Laiterie / Anaïs Duraffourg a fondé la Laiterie de Lyon il y a un an, dans une ruelle proche de la place du pont. Elle vend désormais ses yaourts et fromages dans une boutique attenante.
Paris, Bordeaux, Toulouse : des laiteries urbaines éclosent simultanément au cœur des grandes villes de l'hexagone. Souvent dans des quartiers populaires : la Goutte d'Or ou La Chapelle, Saint-Cyprien, Saint-Michel. Souvent ouvertes par de jeunes femmes — c'est le cas à Marseille, à Bordeaux et à Nantes. Et ici ? La Laiterie de Lyon est née à la Guillotière, coté 3e, dans la petite rue Montebello qui joint le tram' à la Fosse aux Ours. Anaïs Duraffourg l'a montée il y a un an, aidée à l'époque par Jean Bordereau, de la fromagerie des Trois-Jean, à Jean Macé. Dans une autre vie elle travaillait dans l'humanitaire, elle habita en Indonésie. Puis cette enfant de producteurs de Comté a bifurqué : direction Paris et une formation de crémerie-fromagerie. L'un de ses profs s'appelle alors Pierre Coulon, c'est un ancien éleveur de Notre-Dame-des-Landes qui vient d'ouvrir une petite laiterie dans le XVIIIe. Anaïs s'y forme : « Pierre est génial, il a une connaissance assez dingue et en même temps il a un projet social, militant même ». Elle revient dans le Rhône nourrie des mêmes idées : rapprocher la transformation du lait des rues de son quartier — ce coin de rue de la Guillotière, où « il n'y avait pas même de fromagerie ».
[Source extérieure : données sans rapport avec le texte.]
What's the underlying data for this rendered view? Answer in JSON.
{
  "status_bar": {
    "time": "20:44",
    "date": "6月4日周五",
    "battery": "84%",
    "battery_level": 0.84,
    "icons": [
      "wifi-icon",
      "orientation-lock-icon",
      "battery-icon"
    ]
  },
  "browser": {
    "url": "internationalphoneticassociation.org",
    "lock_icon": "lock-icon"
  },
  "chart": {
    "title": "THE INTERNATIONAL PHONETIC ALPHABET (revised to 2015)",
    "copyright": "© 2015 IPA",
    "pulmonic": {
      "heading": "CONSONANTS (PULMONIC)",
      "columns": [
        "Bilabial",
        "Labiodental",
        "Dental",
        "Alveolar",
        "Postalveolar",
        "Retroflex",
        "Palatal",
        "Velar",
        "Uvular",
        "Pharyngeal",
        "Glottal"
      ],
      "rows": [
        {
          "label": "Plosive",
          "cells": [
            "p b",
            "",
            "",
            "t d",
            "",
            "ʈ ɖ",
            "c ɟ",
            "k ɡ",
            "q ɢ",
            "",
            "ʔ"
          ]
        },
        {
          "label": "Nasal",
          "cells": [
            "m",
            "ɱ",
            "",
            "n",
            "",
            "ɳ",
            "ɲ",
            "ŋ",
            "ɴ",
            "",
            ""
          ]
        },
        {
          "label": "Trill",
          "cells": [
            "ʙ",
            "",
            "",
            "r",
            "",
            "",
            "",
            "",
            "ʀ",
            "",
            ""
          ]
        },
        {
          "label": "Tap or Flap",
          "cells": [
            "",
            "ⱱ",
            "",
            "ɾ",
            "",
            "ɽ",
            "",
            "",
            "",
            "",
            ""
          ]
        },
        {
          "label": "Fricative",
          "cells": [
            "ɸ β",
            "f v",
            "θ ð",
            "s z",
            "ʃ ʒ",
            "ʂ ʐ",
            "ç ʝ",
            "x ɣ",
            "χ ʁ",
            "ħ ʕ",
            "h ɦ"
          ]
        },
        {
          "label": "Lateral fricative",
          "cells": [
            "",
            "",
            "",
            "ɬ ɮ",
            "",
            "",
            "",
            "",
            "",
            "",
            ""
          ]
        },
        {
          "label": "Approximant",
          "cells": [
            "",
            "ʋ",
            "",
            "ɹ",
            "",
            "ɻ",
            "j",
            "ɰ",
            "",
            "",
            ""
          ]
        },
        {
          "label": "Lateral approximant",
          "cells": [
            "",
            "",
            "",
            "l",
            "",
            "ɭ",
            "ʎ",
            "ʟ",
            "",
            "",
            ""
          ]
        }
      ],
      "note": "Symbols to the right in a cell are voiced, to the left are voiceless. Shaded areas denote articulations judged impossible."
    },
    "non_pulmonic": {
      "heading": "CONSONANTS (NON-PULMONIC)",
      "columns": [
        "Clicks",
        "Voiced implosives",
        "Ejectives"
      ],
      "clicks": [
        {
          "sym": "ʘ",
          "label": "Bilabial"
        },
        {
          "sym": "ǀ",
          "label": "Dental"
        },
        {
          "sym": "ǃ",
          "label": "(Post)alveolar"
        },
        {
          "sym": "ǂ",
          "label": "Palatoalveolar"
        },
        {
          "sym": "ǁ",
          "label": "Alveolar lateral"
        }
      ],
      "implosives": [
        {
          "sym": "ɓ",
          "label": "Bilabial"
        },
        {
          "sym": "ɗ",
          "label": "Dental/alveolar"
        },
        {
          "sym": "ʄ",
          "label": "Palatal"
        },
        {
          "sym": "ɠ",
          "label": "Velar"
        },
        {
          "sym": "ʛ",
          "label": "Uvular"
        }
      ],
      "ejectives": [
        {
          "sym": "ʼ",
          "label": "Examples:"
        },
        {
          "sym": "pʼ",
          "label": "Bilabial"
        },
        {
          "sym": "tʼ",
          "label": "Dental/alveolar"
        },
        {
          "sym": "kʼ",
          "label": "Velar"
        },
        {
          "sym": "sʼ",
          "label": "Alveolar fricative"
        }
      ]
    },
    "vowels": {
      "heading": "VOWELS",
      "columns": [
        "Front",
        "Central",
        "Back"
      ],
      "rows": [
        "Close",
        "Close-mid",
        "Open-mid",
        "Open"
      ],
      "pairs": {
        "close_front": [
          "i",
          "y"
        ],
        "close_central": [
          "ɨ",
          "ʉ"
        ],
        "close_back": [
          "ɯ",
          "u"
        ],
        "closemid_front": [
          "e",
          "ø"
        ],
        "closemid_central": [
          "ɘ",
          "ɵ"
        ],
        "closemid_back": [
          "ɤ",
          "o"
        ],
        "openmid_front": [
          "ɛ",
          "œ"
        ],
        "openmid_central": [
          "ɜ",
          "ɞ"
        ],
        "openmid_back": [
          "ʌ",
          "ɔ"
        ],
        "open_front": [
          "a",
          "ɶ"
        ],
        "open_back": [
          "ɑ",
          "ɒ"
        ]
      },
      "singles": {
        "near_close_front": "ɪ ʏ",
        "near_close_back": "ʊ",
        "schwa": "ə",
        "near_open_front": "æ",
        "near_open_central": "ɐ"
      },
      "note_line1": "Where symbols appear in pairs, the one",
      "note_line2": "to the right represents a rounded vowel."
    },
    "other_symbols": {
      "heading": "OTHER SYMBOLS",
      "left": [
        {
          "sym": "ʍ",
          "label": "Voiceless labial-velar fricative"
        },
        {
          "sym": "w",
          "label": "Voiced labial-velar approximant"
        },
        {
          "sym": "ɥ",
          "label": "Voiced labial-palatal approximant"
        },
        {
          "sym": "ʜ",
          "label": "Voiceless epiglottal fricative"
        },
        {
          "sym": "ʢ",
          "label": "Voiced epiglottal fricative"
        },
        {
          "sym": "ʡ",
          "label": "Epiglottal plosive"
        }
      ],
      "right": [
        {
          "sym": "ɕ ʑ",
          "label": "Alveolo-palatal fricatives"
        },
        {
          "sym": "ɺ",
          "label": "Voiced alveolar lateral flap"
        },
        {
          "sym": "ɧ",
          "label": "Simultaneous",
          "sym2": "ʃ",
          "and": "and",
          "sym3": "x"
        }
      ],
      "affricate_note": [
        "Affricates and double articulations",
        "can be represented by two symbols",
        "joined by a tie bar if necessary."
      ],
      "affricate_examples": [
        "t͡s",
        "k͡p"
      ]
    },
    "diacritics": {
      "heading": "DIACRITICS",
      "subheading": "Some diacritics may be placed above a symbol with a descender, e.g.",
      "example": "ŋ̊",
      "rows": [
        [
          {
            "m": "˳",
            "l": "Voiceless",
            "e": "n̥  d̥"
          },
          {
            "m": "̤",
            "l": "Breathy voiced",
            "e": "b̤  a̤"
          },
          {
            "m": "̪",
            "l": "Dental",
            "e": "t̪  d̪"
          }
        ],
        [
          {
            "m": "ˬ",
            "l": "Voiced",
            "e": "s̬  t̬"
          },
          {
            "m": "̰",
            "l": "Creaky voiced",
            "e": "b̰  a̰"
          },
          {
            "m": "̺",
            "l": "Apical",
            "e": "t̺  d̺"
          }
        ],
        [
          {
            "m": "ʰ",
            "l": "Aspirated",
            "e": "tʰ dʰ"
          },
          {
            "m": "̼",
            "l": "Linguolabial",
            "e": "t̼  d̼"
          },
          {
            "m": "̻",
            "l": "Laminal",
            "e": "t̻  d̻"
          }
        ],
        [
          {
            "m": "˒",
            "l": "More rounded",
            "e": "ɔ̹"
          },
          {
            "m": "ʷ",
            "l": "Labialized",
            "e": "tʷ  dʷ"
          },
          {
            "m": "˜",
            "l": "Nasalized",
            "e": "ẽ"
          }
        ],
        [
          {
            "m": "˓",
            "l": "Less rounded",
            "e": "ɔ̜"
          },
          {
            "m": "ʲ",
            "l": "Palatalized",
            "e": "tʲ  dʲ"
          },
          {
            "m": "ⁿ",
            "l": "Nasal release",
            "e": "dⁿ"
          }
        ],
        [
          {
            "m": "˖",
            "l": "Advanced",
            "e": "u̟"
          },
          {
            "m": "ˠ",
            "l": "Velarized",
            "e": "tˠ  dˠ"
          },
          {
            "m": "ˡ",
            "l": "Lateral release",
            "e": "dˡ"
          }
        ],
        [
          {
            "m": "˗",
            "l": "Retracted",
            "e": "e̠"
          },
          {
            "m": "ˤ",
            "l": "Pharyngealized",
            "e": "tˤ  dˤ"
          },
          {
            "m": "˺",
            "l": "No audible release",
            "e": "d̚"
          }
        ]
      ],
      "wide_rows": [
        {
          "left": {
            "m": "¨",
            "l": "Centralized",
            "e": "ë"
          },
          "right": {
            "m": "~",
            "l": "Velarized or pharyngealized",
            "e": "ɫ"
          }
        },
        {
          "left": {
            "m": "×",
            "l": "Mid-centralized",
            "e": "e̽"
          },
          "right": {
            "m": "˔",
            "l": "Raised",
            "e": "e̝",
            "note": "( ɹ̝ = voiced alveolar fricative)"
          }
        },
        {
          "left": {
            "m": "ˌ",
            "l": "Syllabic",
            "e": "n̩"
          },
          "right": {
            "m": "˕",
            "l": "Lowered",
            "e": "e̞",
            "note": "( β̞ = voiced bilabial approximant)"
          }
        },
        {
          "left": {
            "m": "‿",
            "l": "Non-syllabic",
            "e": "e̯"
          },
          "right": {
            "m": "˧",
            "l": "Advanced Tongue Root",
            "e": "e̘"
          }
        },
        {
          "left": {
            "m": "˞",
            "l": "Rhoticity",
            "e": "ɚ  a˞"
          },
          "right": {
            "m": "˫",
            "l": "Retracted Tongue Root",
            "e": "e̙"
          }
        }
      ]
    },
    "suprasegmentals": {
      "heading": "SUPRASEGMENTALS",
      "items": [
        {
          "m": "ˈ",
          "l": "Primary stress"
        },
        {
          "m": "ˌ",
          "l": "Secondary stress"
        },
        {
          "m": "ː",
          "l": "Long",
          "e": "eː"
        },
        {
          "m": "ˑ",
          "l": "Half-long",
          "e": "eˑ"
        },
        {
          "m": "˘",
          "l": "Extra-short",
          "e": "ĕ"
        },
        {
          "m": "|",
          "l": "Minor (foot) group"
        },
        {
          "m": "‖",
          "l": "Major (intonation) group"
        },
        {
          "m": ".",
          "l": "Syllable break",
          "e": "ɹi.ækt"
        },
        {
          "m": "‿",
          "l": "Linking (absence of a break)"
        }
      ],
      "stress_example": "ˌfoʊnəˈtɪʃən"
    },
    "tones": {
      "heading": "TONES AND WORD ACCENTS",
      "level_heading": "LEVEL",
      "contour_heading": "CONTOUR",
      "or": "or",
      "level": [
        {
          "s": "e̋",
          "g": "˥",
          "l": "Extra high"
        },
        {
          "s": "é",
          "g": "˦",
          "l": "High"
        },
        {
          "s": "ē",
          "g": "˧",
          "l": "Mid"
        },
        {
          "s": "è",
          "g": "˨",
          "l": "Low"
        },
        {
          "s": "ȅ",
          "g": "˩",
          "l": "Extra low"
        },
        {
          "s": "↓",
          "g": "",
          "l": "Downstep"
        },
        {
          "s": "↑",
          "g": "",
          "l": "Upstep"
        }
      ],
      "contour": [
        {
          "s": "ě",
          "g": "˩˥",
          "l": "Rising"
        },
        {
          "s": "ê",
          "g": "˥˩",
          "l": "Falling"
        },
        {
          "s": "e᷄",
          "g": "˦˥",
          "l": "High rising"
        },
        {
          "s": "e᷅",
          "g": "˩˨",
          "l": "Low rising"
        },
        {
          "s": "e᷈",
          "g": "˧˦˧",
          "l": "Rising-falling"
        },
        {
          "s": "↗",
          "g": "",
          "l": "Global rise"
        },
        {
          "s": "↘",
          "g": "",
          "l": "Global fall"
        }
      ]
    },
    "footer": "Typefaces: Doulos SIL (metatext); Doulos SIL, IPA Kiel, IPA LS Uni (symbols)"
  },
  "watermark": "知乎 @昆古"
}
Un cousin du Saint-Félicien
La fabrication de fromage n'est pas une tradition urbaine, quoiqu'il existait une dizaine de laiteries dans l'agglomération, et que, durant un court laps de temps, au début du XXe siècle, il y avait une laiterie municipale dans le Parc de la Tête d'Or. Cette dernière était adossée à une étable hébergeant une quarantaine de bêtes. Anaïs, elle, achète son lait aux frontières de la métropole, à 25 km au sud, auprès de la GAEC Le Mas d'Illins. Comme son prof' parisien, elle a laissé les producteurs fixer le prix du lait, qu'elle achète 75 centimes le litre, plus de deux fois le prix du marché. Acheter au juste prix est au cœur de la démarche. On parle en effet d'une filière dans laquelle certains producteurs vendent à perte à de grands groupes laitiers. Tous les mardis, Anaïs réceptionne 400 litres de lait cru et bio. Elle en fait des yaourts, vendus dans de gros bocaux en verre consignés. Aussi du labné, yaourt égoutté, originaire de Syrie. Ou du skyr confectionné à partir de lait écrémé selon la recette islandaise. Surtout, dès qu'elle reçoit le lait cru, elle lance la production de ses Petit Pont. Un « fromage lactique », dit-elle, à pâte molle et croûte fleurie, affiné quelques semaines : un cousin du Saint-Félicien. Elle fabrique aussi un genre de halloumi et envisage qu'on puisse venir chez elle apprendre à faire de la mozzarella.
De la joie
Et les pâtes dures alors ? Elle aimerait s'essayer à la tomme, mais « les fromages sont faits pour être conçus à certains endroits. Il faut un environnement, une flore. Mais il faut essayer, s'amuser ». Car elle a de la joie, c'est visible, à faire cela. Et à expérimenter. Comme à produire du lait fermenté, durant le précédent ramadan — selon une recette améliorée avec l'aide de ses voisins. Comme à s'essayer à l'affinage, là-aussi sans prétention, de Comté, qu'elle achète en meules entières. Car en cours d'année, Anaïs a étendu sa fabrique, avec l'ouverture d'une boutique en lieu et place du local voisin, le Taj Tandoori abandonné. Ainsi outre sa propre production elle peut proposer une sélection de... fromages bien sûr, bientôt de petite épicerie. Elle conseille le Saint-Nectaire, « super en ce moment » et on repart avec un cube de Herve, seul fromage AOP de Belgique, à pâte molle et à croûte lavée, comme le Maroilles ou le Livarot. Un parallélépipède orange de 200 grammes : son coup de cœur. Quelque chose d'assez puissant, ferme, onctueux. Il parait que son goût est unique du fait d'une bactérie présente seulement là-bas, en Wallonie. Allez-y, et essayez.